Cette récession s'est accompagnée d'une effusion de violence. L'année dernière, une scission au sein du gang des Yamaguchi-gumi (la plus grande famille yakuza) a rebattu les cartes. Certaines factions de cette grande famille ont fait défection pour créer le gang des Kobe Yamaguchi-gumi.
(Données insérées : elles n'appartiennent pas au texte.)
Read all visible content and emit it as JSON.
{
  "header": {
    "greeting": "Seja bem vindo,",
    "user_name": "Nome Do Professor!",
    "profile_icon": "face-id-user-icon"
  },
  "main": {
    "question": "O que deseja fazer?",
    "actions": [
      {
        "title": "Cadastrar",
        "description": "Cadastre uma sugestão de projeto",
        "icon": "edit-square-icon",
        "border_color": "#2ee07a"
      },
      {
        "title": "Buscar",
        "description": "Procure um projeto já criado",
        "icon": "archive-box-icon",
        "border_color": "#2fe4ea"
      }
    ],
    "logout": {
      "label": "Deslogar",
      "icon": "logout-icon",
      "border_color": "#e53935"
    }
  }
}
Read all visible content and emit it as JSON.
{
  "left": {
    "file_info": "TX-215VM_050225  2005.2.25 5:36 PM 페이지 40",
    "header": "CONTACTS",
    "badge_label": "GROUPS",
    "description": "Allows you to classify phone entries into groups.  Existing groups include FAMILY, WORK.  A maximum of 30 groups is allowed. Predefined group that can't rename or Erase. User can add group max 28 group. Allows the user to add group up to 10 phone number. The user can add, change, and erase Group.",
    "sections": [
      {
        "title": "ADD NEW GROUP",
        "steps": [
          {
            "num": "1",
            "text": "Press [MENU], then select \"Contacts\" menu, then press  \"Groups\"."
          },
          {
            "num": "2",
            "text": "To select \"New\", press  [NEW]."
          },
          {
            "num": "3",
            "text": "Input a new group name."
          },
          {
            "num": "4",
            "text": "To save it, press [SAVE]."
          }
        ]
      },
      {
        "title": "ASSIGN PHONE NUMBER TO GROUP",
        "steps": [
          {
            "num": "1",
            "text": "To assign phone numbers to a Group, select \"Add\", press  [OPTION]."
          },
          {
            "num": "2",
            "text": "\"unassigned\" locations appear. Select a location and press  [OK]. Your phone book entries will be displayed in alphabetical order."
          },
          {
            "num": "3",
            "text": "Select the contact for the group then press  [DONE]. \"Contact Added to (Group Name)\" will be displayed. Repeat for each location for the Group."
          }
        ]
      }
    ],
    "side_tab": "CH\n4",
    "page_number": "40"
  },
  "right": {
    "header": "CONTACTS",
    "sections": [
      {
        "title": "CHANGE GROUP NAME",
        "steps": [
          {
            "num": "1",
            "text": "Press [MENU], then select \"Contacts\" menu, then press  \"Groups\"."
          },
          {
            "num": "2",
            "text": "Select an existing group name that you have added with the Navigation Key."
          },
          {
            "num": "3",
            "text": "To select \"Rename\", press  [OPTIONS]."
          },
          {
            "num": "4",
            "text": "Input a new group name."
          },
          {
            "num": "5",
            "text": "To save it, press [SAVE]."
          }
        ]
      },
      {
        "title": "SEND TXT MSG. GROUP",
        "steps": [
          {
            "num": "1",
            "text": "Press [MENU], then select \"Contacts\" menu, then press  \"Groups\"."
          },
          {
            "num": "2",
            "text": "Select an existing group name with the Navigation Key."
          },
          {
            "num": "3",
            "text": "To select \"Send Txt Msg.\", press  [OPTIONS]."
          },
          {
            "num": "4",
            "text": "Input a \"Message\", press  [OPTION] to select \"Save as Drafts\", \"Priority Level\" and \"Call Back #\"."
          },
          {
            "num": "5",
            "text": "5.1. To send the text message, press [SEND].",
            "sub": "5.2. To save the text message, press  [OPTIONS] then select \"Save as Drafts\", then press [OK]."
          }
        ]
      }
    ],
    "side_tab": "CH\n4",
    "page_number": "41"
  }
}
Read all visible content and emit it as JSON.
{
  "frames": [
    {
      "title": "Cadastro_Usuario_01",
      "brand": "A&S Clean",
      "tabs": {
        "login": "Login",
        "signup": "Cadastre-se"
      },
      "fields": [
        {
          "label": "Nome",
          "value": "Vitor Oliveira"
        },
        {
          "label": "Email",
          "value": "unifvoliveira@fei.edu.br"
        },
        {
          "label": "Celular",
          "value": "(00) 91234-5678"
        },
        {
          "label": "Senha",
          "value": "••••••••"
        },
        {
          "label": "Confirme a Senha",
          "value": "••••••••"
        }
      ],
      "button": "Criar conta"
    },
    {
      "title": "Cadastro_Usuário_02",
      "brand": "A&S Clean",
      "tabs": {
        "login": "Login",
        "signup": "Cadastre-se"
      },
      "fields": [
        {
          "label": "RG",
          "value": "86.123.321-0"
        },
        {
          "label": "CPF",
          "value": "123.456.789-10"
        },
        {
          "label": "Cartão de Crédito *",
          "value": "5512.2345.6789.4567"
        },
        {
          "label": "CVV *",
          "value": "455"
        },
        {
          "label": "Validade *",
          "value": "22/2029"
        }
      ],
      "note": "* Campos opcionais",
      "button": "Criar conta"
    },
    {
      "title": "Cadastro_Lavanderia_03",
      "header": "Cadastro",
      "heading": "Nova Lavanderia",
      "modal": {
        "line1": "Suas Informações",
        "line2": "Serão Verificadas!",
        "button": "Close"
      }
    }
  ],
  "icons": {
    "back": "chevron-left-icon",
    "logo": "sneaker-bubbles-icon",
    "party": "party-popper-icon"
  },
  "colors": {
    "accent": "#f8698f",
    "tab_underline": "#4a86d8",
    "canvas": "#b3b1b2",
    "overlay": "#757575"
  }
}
Depuis, les deux groupes rivaux se tirent dessus, s'attaquent à coup de bombes et envoient des voitures s'écraser dans leurs maisons respectives dans le cadre d'une guerre de territoire incessante.

À lire : Les Yakuzas sont sur le sentier de la guerre

« En règle générale, quand des organisations criminelles commencent à se diviser et se lancer dans des guerres internes, cela signifie qu'elles sont sous tension, » décrypte Milhaupt.

Une des raisons qui explique la rupture au sein des Yamaguchi-gumi est que certains membres de la famille centenaire ont décidé qu'il était temps d'abandonner certaines pratiques des vieux yakuzas, d'après Jake Adelstein, expert des yakuzas et collaborateur de VICE à Tokyo.

« Shinobu Tsukasa, le leader des Yamaguchi-gumi, est un puritain dans le sens où il ne tolère pas que l'organisation gagne de l'argent en vendant de la drogue ou en escroquant de vieilles personnes, » explique Adelstein. « Les Kobe Yamaguchi-gumi n'approuvent pas forcément ces pratiques, mais semblent être plus à même de les tolérer. »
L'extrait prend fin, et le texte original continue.